O art. 290 da Lei 6.015/73 prevê redução de 50% nos emolumentos do registro para o primeiro imóvel residencial adquirido com financiamento do Sistema Financeiro da Habitação (SFH). O desconto não é automático: informe a condição ao cartório e apresente a declaração de primeiro imóvel quando solicitada.

Como sei se me enquadro no Minha Casa Minha Vida?

O enquadramento depende da renda familiar bruta mensal, dividida em faixas, e do valor do imóvel, que deve respeitar tetos regionais. Como limites e subsídios são revisados periodicamente pelo governo, a forma segura de saber é fazer a simulação oficial na Caixa ou consultar os canais do Ministério das Cidades com seus comprovantes de renda.

É melhor comprar imóvel novo, usado ou na planta?

Depende do seu momento. O usado costuma ter preço por metro quadrado menor e mudança imediata; o novo tem menos manutenção; a planta permite parcelar a entrada durante a obra, mas soma aluguel e parcelas por dois ou três anos e envolve risco de atraso. Para o primeiro imóvel, entrega imediata e localização líquida costumam pesar mais.

O que é CET e por que importa mais que a taxa de juros?

O CET (Custo Efetivo Total) é o custo completo do financiamento, incluindo juros, seguros obrigatórios e tarifas. Dois bancos com a mesma taxa nominal podem ter CET bem diferentes. Compare sempre o CET das simulações — é ele que determina quanto você pagará de fato ao longo do contrato.

SAC ou Price: qual sistema escolher no primeiro financiamento?

No SAC, as parcelas começam mais altas e caem ao longo do tempo, e o total de juros pago tende a ser menor. Na Price, as parcelas são constantes, o que facilita o orçamento inicial, mas o custo total costuma ser maior. Se a parcela inicial do SAC couber na sua renda, ele geralmente sai mais barato no conjunto.

Quais documentos preciso verificar antes de fechar a compra?

Do imóvel: matrícula atualizada com negativa de ônus, negativa de IPTU e, em apartamentos, quitação de condomínio. Do vendedor e cônjuge: certidões de distribuição cível estadual e federal, trabalhista (CNDT) e de protesto.
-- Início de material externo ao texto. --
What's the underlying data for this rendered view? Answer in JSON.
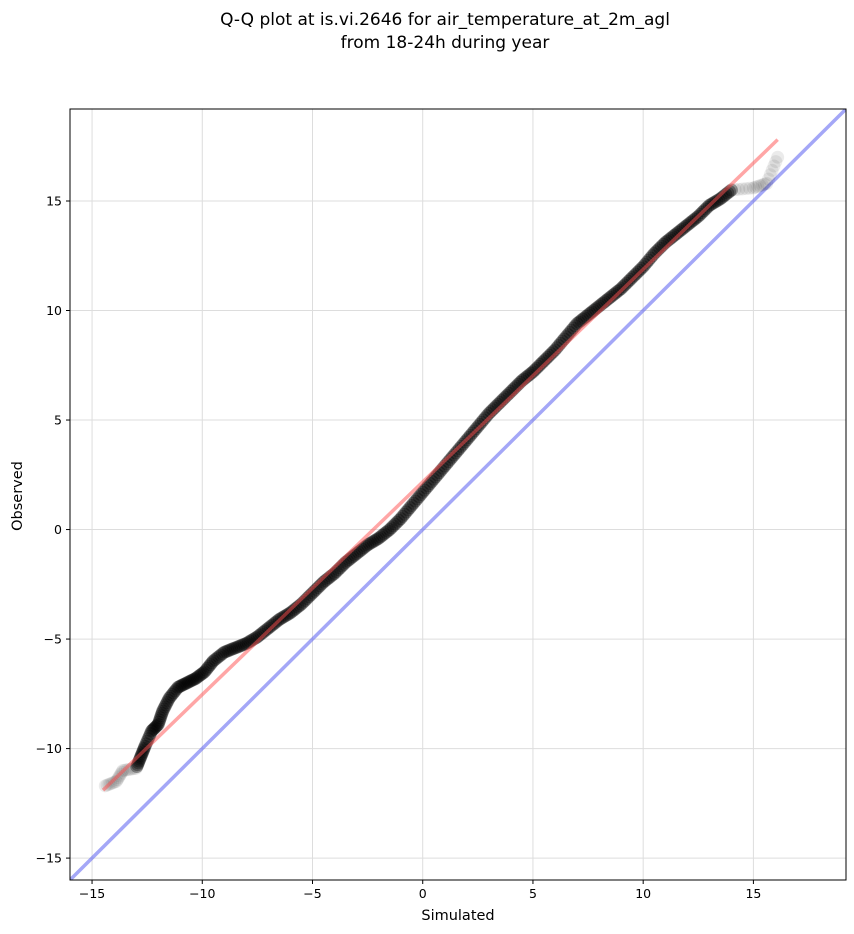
{
  "chart_data": {
    "type": "scatter",
    "title_line1": "Q-Q plot at is.vi.2646 for air_temperature_at_2m_agl",
    "title_line2": "from 18-24h during year",
    "xlabel": "Simulated",
    "ylabel": "Observed",
    "xlim": [
      -16,
      19.2
    ],
    "ylim": [
      -16,
      19.2
    ],
    "xticks": [
      -15,
      -10,
      -5,
      0,
      5,
      10,
      15
    ],
    "yticks": [
      -15,
      -10,
      -5,
      0,
      5,
      10,
      15
    ],
    "grid": true,
    "colors": {
      "points": "#000000",
      "fit_line": "#ff4d4d",
      "identity_line": "#5a5ef0",
      "grid": "#dddddd"
    },
    "fit_line": {
      "x": [
        -14.5,
        16.1
      ],
      "y": [
        -11.9,
        17.8
      ]
    },
    "identity_line": {
      "x": [
        -16,
        19.2
      ],
      "y": [
        -16,
        19.2
      ]
    },
    "points": [
      {
        "x": -14.4,
        "y": -11.7
      },
      {
        "x": -13.9,
        "y": -11.5
      },
      {
        "x": -13.6,
        "y": -11.0
      },
      {
        "x": -13.0,
        "y": -10.9
      },
      {
        "x": -12.8,
        "y": -10.4
      },
      {
        "x": -12.6,
        "y": -9.9
      },
      {
        "x": -12.3,
        "y": -9.2
      },
      {
        "x": -12.0,
        "y": -8.9
      },
      {
        "x": -11.8,
        "y": -8.3
      },
      {
        "x": -11.5,
        "y": -7.7
      },
      {
        "x": -11.1,
        "y": -7.2
      },
      {
        "x": -10.7,
        "y": -7.0
      },
      {
        "x": -10.3,
        "y": -6.8
      },
      {
        "x": -9.9,
        "y": -6.5
      },
      {
        "x": -9.5,
        "y": -6.0
      },
      {
        "x": -9.0,
        "y": -5.6
      },
      {
        "x": -8.5,
        "y": -5.4
      },
      {
        "x": -8.0,
        "y": -5.2
      },
      {
        "x": -7.5,
        "y": -4.9
      },
      {
        "x": -7.0,
        "y": -4.5
      },
      {
        "x": -6.5,
        "y": -4.1
      },
      {
        "x": -6.0,
        "y": -3.8
      },
      {
        "x": -5.5,
        "y": -3.4
      },
      {
        "x": -5.0,
        "y": -2.9
      },
      {
        "x": -4.5,
        "y": -2.4
      },
      {
        "x": -4.0,
        "y": -2.0
      },
      {
        "x": -3.5,
        "y": -1.5
      },
      {
        "x": -3.0,
        "y": -1.1
      },
      {
        "x": -2.5,
        "y": -0.7
      },
      {
        "x": -2.0,
        "y": -0.4
      },
      {
        "x": -1.5,
        "y": 0.0
      },
      {
        "x": -1.0,
        "y": 0.5
      },
      {
        "x": -0.5,
        "y": 1.1
      },
      {
        "x": 0.0,
        "y": 1.7
      },
      {
        "x": 0.5,
        "y": 2.3
      },
      {
        "x": 1.0,
        "y": 2.9
      },
      {
        "x": 1.5,
        "y": 3.5
      },
      {
        "x": 2.0,
        "y": 4.1
      },
      {
        "x": 2.5,
        "y": 4.7
      },
      {
        "x": 3.0,
        "y": 5.3
      },
      {
        "x": 3.5,
        "y": 5.8
      },
      {
        "x": 4.0,
        "y": 6.3
      },
      {
        "x": 4.5,
        "y": 6.8
      },
      {
        "x": 5.0,
        "y": 7.2
      },
      {
        "x": 5.5,
        "y": 7.7
      },
      {
        "x": 6.0,
        "y": 8.2
      },
      {
        "x": 6.5,
        "y": 8.8
      },
      {
        "x": 7.0,
        "y": 9.4
      },
      {
        "x": 7.5,
        "y": 9.8
      },
      {
        "x": 8.0,
        "y": 10.2
      },
      {
        "x": 8.5,
        "y": 10.6
      },
      {
        "x": 9.0,
        "y": 11.0
      },
      {
        "x": 9.5,
        "y": 11.5
      },
      {
        "x": 10.0,
        "y": 12.0
      },
      {
        "x": 10.5,
        "y": 12.6
      },
      {
        "x": 11.0,
        "y": 13.1
      },
      {
        "x": 11.5,
        "y": 13.5
      },
      {
        "x": 12.0,
        "y": 13.9
      },
      {
        "x": 12.5,
        "y": 14.3
      },
      {
        "x": 13.0,
        "y": 14.8
      },
      {
        "x": 13.5,
        "y": 15.1
      },
      {
        "x": 14.0,
        "y": 15.5
      },
      {
        "x": 15.0,
        "y": 15.6
      },
      {
        "x": 15.6,
        "y": 15.8
      },
      {
        "x": 16.1,
        "y": 17.0
      }
    ]
  }
}
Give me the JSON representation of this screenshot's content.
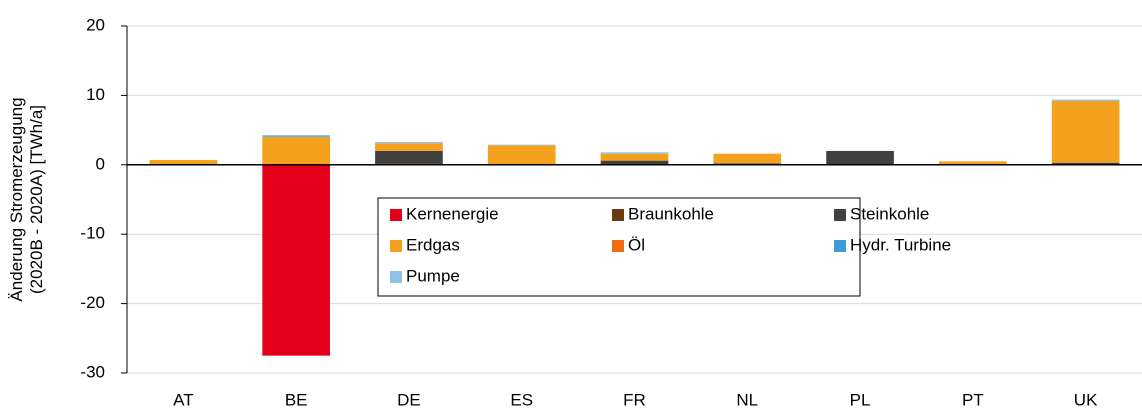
{
  "chart_data": {
    "type": "stacked_bar",
    "y_label": [
      "Änderung Stromerzeugung",
      "(2020B - 2020A) [TWh/a]"
    ],
    "categories": [
      "AT",
      "BE",
      "DE",
      "ES",
      "FR",
      "NL",
      "PL",
      "PT",
      "UK"
    ],
    "series": [
      {
        "name": "Kernenergie",
        "color": "#e2001a",
        "values": [
          0,
          -27.5,
          0,
          0,
          0,
          0,
          0,
          0,
          0
        ]
      },
      {
        "name": "Braunkohle",
        "color": "#6b3a10",
        "values": [
          0,
          0,
          0.2,
          0,
          0,
          0,
          0,
          0,
          0
        ]
      },
      {
        "name": "Steinkohle",
        "color": "#404040",
        "values": [
          0,
          0,
          1.8,
          0,
          0.6,
          0.2,
          2.0,
          0,
          0.3
        ]
      },
      {
        "name": "Erdgas",
        "color": "#f4a11d",
        "values": [
          0.7,
          4.0,
          1.1,
          2.8,
          1.0,
          1.4,
          0,
          0.5,
          8.9
        ]
      },
      {
        "name": "Öl",
        "color": "#f26b0f",
        "values": [
          0,
          0,
          0,
          0,
          0,
          0,
          0,
          0,
          0
        ]
      },
      {
        "name": "Hydr. Turbine",
        "color": "#3d9ad9",
        "values": [
          0,
          0.1,
          0,
          0,
          0,
          0,
          0,
          0,
          0
        ]
      },
      {
        "name": "Pumpe",
        "color": "#8ec3e8",
        "values": [
          0,
          0.2,
          0.2,
          0.1,
          0.2,
          0,
          0,
          0,
          0.2
        ]
      }
    ],
    "ylim": [
      -30,
      20
    ],
    "yticks": [
      -30,
      -20,
      -10,
      0,
      10,
      20
    ],
    "grid": true,
    "legend": "center"
  }
}
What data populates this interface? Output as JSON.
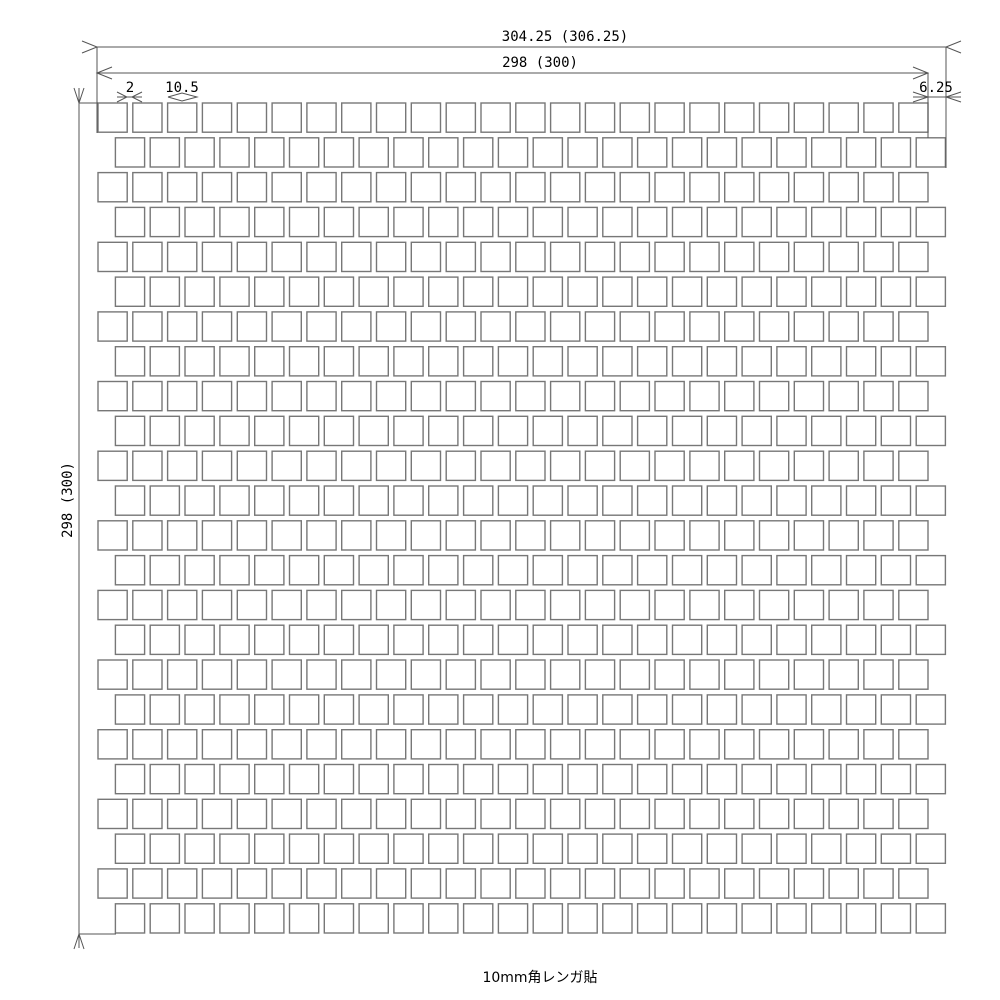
{
  "drawing": {
    "overall_width_label": "304.25 (306.25)",
    "sheet_width_label": "298 (300)",
    "sheet_height_label": "298 (300)",
    "joint_width_label": "2",
    "tile_size_label": "10.5",
    "row_offset_label": "6.25",
    "caption": "10mm角レンガ貼",
    "pattern": {
      "type": "running-bond",
      "rows": 24,
      "tiles_per_row": 24,
      "tile_mm": 10.5,
      "joint_mm": 2,
      "offset_mm": 6.25
    },
    "line_color": "#555555",
    "tile_stroke_color": "#777777"
  }
}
Na planta, verifique também o registro da incorporação na matrícula do terreno.

Quanto tempo demora para comprar o primeiro imóvel?

Com crédito pré-aprovado e documentação em ordem, o processo de proposta a registro costuma levar de 60 a 90 dias, sendo 30 a 60 dias só do trâmite bancário. Somando a fase de poupança da entrada e a busca do imóvel, muitos primeiros compradores levam de 6 meses a mais de um ano no total.

Vale a pena esperar para juntar uma entrada maior?

Muitas vezes sim: cada real a mais de entrada reduz o saldo financiado e os juros de décadas de contrato. Por outro lado, imóveis podem valorizar e o aluguel pago enquanto se espera também é custo. Faça a conta dos dois cenários com números reais de simulação antes de decidir.

Preciso de corretor para comprar meu primeiro imóvel?

Não é obrigatório, mas para quem está estreando um bom corretor agrega muito: filtra imóveis dentro do orçamento, conhece preços reais da região, orienta a proposta e organiza o caminho até o cartório. A comissão de venda, em regra, é paga pelo vendedor, então o comprador costuma ter esse apoio sem custo direto.

Quando me torno oficialmente dono do imóvel?

Somente com o registro do título (escritura pública ou contrato de financiamento) na matrícula do imóvel, no Cartório de Registro de Imóveis, conforme o art. 1.245 do Código Civil. Pagar o preço e receber as chaves não basta: enquanto não houver registro, a propriedade formal continua com o vendedor.

Conteúdo informativo e educacional; não substitui a orientação de advogados, contadores ou corretores para o seu caso concreto.